Несколько по-другому это противопоставление выражено в «Зибенкэзе»: там говорится об «одиноком», который «тоскует по вечной любви, ни разу не утешенный даже ее призраком – преходящей любовью» (Зибенкэз, с. 347; курсив мой. – Т. Б.).
В 9 клаузуле завещания указывается, что Вальт потеряет шестую часть наследства, «ежели соблазнит девицу», и Вульт потом всячески оберегает его от заигрываний Якобины. Но, как ни странно, в «Эстетике» можно прочитать поэтологическое объяснение всей этой истории – в «четвертом предостережении сердцам», которое называется «О чувственной любви» (Эстетика, с. 375–376):
Самый сильный аргумент против того, чтобы расписывать сцены чувственной любви, диктуются не нравственностью, а поэтикой. Вообще говоря, есть два чувства, которые не могут доставить нам чистого и свободного художественного наслаждения, – это омерзение и чувственная любовь, и вот почему не доставляют они нам наслаждения: они сходят с полотна и погружаются в душу зрителя, они созерцание обращают в страдание. <…>
Пожалеем хотя бы актрису, – если не мужа и не отца. Не жестоко ли поступает поэт, выставляя ее на посмешище перед публикой, чего устыдилась бы даже публичная девка?

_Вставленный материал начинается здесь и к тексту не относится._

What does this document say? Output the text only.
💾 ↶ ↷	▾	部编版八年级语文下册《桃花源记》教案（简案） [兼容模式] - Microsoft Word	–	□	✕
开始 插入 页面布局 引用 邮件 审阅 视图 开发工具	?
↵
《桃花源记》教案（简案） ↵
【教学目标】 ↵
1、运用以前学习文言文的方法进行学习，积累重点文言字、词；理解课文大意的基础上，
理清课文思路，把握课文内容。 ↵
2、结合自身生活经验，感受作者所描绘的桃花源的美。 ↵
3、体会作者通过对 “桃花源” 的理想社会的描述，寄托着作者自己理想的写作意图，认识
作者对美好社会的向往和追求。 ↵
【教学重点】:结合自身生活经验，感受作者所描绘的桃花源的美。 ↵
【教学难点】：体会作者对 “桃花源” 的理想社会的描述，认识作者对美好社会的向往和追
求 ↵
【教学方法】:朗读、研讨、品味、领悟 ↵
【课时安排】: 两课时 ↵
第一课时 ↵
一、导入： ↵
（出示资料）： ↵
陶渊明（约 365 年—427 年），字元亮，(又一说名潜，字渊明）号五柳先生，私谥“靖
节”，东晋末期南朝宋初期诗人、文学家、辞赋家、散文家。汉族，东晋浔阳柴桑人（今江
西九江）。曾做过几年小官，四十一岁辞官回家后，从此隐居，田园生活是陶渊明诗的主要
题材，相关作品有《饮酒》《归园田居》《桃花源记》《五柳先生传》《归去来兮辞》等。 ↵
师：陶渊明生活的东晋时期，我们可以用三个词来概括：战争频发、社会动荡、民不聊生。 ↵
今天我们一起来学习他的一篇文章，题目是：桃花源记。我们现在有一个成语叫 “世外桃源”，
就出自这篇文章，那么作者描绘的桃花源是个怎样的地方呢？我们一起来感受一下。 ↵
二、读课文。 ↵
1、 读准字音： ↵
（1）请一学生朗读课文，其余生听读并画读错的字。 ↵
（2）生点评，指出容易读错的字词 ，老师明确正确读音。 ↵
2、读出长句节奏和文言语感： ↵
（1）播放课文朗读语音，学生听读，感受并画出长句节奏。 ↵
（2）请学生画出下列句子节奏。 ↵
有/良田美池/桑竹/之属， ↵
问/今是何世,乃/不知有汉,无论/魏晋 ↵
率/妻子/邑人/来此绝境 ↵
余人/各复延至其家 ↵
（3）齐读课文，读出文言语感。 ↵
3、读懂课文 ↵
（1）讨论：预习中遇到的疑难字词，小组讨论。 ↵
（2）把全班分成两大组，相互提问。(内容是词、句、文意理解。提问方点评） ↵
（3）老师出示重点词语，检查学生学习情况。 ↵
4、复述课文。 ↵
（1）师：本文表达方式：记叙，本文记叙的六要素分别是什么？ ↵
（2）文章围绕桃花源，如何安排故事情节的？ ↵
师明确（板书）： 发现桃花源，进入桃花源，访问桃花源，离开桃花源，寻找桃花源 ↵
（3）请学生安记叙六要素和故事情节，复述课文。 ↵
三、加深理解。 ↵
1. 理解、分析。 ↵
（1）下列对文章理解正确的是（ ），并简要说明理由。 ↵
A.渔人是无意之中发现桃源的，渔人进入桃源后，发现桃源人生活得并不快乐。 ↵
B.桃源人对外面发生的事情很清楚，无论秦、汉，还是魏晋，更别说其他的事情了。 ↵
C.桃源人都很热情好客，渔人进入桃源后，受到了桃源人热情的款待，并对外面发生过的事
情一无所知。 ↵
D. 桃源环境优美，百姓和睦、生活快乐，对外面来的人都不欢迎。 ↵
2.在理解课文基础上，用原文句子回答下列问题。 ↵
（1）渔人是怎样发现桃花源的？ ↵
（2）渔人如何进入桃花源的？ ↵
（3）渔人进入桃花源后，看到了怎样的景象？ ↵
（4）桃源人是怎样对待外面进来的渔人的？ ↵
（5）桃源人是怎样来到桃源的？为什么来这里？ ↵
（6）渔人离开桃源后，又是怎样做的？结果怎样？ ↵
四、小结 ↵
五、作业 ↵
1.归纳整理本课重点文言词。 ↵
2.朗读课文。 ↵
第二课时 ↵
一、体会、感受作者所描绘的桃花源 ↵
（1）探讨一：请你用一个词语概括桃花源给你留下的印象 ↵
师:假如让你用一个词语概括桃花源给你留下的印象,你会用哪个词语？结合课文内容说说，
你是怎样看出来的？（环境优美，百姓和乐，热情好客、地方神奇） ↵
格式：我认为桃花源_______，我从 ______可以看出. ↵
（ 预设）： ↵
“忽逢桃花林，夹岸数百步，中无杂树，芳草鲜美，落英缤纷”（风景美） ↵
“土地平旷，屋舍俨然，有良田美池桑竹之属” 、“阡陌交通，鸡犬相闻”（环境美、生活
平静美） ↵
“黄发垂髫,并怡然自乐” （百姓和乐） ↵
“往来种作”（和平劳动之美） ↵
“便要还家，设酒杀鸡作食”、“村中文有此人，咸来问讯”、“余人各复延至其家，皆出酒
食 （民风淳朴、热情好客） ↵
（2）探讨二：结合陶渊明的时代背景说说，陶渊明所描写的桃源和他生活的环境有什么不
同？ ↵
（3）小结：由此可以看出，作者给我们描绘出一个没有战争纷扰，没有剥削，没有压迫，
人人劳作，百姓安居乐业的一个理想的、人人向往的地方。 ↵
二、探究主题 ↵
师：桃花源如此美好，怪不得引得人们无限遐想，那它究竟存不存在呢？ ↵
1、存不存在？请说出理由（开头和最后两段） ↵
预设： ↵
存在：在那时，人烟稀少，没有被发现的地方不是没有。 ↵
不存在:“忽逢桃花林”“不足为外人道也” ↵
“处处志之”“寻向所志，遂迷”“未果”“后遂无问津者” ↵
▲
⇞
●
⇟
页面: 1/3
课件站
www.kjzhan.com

Одна из сцен соблазнения Вальта происходит в розенхофском парке (с. 416, 418):
Луция рассказывала, как красив сад; и особенно – совершенно голубая беседка в нем, сплошь сплетенная из голубых цветов. <…>
Луция тихо сказала Вине, что в стороне от черной беседки – чуть выше – находится голубая. В этой второй Вальт хотел подождать молящуюся. Но когда он подошел ближе, из беседки весело выскочила Якобина, в шутку набросила ему на голову шаль и, схватив под руку, потянула прочь, чтобы, как она выразилась, рядом с ним, таким милым, насладиться этой драгоценной ночью.
Хотя Вальт даже отдаленно не подозревал, как бесцеремонно и пародийно Морфей случая часто соединяет и разъединяет человека с его судьбой: все же эта проделка, и эта свобода поведения, и такой контраст слишком сильно противоречили его возвышенному душевному настрою.